Leonore Niessen-Deiters
1879-1939

Rezensionen zu "Mitmenschen", Stuttgart, Berlin 19081

Mitmenschen. Von Leonore Niessen-Deiters. Mit Buchschmuck von Hans Deiters in Düsseldorf. J. G. Cottasche Buchhandlung Nachfolger, Stuttgart.

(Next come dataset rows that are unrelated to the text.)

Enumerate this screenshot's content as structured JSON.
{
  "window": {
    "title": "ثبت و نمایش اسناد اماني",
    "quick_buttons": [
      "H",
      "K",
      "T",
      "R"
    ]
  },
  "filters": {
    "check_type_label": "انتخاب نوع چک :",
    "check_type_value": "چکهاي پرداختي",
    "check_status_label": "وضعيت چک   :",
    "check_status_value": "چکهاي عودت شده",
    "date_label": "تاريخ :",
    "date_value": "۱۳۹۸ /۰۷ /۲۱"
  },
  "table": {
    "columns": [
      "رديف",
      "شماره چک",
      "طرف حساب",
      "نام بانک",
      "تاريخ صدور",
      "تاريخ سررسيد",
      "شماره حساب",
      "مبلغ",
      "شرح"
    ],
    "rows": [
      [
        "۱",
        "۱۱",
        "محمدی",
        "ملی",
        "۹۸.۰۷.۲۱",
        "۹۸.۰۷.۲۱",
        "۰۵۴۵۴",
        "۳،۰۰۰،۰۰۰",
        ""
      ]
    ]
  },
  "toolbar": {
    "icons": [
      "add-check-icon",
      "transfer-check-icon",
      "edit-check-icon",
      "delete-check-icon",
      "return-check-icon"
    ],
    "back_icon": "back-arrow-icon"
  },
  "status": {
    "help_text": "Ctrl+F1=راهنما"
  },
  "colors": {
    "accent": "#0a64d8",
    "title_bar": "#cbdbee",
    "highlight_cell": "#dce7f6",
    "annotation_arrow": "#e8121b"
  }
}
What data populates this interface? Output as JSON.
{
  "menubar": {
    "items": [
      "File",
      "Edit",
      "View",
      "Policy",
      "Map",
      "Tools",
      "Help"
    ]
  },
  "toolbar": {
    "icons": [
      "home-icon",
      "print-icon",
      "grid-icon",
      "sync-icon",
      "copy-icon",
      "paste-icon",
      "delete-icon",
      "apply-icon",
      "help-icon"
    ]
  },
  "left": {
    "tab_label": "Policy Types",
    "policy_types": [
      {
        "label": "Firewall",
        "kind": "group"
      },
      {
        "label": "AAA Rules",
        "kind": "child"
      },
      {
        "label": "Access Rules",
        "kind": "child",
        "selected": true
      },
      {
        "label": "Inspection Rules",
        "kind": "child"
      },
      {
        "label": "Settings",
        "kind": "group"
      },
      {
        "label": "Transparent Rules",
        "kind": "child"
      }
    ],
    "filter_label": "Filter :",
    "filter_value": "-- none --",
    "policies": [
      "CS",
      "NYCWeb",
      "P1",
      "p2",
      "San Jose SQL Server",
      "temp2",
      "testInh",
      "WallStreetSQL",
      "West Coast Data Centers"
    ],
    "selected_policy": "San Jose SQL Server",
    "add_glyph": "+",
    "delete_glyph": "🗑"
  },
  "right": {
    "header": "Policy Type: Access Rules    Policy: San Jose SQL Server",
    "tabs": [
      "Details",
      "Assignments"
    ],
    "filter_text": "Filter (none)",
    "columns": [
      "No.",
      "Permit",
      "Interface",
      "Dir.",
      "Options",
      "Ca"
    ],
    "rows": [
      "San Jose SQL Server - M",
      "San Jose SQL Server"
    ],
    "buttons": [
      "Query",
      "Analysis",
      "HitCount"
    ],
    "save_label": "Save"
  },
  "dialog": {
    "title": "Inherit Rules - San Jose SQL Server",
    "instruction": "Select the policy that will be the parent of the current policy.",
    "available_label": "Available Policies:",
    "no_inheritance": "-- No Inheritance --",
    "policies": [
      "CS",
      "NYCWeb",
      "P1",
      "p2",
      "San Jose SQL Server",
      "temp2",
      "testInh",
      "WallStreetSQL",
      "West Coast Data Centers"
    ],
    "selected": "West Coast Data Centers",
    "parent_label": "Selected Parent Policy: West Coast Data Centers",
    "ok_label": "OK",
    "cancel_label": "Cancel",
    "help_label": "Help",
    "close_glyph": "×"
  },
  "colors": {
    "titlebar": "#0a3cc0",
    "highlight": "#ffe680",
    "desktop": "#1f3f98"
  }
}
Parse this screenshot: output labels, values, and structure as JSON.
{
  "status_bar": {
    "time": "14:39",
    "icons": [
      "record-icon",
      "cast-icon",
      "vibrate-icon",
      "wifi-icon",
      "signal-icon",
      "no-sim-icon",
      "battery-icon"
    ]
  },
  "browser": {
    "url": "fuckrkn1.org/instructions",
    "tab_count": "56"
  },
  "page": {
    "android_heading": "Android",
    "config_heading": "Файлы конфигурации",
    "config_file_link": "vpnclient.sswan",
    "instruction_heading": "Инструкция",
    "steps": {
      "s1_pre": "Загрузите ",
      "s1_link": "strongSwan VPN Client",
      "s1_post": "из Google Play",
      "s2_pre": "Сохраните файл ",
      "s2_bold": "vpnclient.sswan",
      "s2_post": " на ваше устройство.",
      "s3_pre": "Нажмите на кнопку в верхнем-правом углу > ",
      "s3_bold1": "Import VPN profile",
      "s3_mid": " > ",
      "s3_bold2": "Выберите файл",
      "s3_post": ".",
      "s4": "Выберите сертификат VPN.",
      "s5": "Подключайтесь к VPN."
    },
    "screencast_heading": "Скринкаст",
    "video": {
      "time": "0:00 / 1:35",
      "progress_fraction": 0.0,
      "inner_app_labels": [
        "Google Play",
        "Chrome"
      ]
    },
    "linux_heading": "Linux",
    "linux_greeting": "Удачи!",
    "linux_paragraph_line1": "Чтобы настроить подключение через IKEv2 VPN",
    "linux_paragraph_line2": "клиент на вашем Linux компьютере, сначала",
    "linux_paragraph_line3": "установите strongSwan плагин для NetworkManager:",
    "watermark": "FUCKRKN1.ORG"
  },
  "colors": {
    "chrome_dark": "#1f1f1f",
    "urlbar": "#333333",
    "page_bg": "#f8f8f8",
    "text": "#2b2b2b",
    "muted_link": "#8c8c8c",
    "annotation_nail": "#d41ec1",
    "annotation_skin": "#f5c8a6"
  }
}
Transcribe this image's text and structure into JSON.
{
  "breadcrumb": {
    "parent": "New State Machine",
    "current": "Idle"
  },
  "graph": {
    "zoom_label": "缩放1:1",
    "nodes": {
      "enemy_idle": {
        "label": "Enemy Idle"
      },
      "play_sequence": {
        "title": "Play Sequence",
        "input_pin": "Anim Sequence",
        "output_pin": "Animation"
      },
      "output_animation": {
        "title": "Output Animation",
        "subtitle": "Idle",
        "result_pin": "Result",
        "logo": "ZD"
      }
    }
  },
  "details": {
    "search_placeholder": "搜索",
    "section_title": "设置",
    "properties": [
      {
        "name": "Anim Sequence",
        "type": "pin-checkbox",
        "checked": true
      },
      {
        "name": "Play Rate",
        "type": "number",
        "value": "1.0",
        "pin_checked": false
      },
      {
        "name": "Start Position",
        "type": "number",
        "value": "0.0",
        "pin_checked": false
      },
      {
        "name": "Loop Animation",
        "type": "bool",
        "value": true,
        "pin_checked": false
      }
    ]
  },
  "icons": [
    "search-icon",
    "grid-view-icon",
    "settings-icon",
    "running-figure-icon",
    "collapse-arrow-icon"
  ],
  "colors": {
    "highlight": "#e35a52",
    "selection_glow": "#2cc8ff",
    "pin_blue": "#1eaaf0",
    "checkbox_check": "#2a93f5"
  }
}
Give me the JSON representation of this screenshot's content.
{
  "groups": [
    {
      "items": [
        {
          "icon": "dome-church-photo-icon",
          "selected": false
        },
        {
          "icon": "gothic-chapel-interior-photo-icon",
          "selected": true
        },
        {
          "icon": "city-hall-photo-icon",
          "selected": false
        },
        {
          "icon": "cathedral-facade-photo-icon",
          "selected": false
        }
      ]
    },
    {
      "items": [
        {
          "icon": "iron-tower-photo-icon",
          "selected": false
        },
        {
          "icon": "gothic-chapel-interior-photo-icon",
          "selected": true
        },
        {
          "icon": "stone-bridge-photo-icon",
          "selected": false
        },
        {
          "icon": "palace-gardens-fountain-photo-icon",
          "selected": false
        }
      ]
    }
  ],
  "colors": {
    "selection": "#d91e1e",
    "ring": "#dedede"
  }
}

Wie im "Leute mit und ohne Frack" deutet auch der Titel von Leonore Niessen-Deiters jetzt erschienenem Novellen- und Skizzenbande "Mitmenschen" auf ein Element der Gesellschaftssatire. Und hier wie dort deutet er ferner an, daß die Schärfe des Spottes von liebevollem Verstehen des Mitmenschen gemildert ist. Die herzliche Beziehung der Dichterin zu ihren Gegenständen, die deutlich genug auch aus der knappsten Linienführung, der schärfsten Pointierung spricht, stellt Leonore Niessen-Deiters in die Reihe der wahren Humoristen. Freilich ist ihre besondere Note die knappe Artistik, wie in der Skizze "Die Welt von der anderen Seite". Besonders liebevoll und auch detaillierter ausgemalt sind ihre Frauengestalten, von der gutmütigen, unglaublich gutmütigen "Mutter Schanettchen, die Konsequente" - den Lesern der Neuen Hamburger Zeitung aus dem Feuilleton bekannt - bis zu den schrulligen alten Schachteln, den Piepjunges, die sich 13 Jahre mit ihrem Pflegesohn quälen, bis er auf die Universität zieht, ihr jungfräuliches Heim von seiner männlichen Gegenwart erlösend, um den Entsetzten nach kurzer Zeit - einen neuen Pflegesohn ins Nest zu legen. Wie die Piepjunges dies schreckliche Begebnis auf die von ihnen verabsäumte "Aufklärung" des jungen Mannes schieben, ist mit köstlichstem Humor geschildert. Mit derselben Beherrschung der Form, die in Kunstdingen den Ausschlag gibt, schlägt Leonore Niessen-Deiters auch tragische Akzente an: "Giovanna Testa", "Eine glänzende Partie". Den Schattenrissen vergleichbar, mit denen der Bruder der Verfasserin, der Düsseldorfer Maler Hans Deiters, auch dieses Buch wieder geschmückt und besonders wertvoll gemacht hat, ihnen vergleichbar an anmutig beweglicher, subtil hingehauchter Wirkung ist "Eine Begegnung" im Walde zwischen einem eben entsprungenen Zuchthäusler und einer jungen Spaziergängerin. Der hohe künstlerische Wert des Buches, die warmen Herzenstöne, das aus dem wohlvertrauten täglichen Leben gewählte Stoffgebiet machen es zu einem Volks- und Familienbuche in des Wortes edelstem Sinne. Möge uns die Dichterin deren noch viele schenken.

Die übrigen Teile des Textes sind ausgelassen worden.